Partial integration of the function f = 1

[caleb5040]

Given a function z(x,y), is the following expression valid:

∫(1)∂z = z

Does this even make sense? I came up with this in my differential equations class, but I'm not sure if it actually means anything.

 

[HallsofIvy]

Correct except that you do not have the "constant of integration". Which, because the partial derivative with respect to z treats other variables as constants, may be a function of those other variables. That is, if your variables are x, y, and z, the "anti-derivative" of 1, with respect to z, is z+ f(x,y) where f can be any function of two variables.

 

[caleb5040]

I think that makes sense. Thanks!

 

[HallsofIvy]

Note that if you have the three partial differential equations
\frac{\partial f}{\partial x}= 1
\frac{\partial f}{\partial y}= 1
\frac{\partial f}{\partial z}= 1

The last equation gives, as I said, f(x,y,z)= z+ g(x,y).
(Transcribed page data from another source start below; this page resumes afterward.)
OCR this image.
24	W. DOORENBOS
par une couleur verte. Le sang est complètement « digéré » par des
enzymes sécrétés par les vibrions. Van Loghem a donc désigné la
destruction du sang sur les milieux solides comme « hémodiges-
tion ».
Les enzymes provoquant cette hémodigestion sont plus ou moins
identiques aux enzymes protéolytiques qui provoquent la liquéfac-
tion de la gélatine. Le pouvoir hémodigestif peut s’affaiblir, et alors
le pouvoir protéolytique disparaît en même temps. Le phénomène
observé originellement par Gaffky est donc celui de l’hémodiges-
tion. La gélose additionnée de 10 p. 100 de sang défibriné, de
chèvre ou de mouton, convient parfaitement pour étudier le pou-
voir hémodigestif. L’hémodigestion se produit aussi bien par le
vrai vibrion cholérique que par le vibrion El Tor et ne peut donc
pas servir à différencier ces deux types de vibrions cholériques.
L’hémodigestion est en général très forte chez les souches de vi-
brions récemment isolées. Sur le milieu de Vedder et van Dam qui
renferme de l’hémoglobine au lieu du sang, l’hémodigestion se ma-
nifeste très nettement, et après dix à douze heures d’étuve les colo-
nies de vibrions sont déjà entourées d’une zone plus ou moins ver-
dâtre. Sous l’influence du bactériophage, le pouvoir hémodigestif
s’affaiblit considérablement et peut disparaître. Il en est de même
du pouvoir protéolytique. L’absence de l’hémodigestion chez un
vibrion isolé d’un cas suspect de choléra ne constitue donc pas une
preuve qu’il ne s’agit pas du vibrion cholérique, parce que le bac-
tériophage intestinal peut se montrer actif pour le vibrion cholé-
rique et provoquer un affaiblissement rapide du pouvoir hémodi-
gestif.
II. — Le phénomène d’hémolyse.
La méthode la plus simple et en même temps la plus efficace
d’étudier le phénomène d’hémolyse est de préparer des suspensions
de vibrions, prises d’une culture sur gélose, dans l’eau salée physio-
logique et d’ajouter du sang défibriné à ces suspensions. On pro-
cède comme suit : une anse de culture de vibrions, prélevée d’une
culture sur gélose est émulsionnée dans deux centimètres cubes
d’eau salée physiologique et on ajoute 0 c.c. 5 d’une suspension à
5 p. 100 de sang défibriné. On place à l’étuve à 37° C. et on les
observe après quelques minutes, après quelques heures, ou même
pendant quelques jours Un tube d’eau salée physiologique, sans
Differentiating that with respect to y,
\frac{\partial f}{\partial y}= \frac{\partial g}{\partial y}= 1
so that g(x,y)= y+ h(x). Differentiating that with respect to x,
\frac{\partial g}{\partial x}= \frac{dh}{dx}= 1
which gives h(x)= x+ C. Putting all of those together, f(x,y,z)= z+ g(x,y)= z+ y+ h(x)a= z+ y+ x+ C.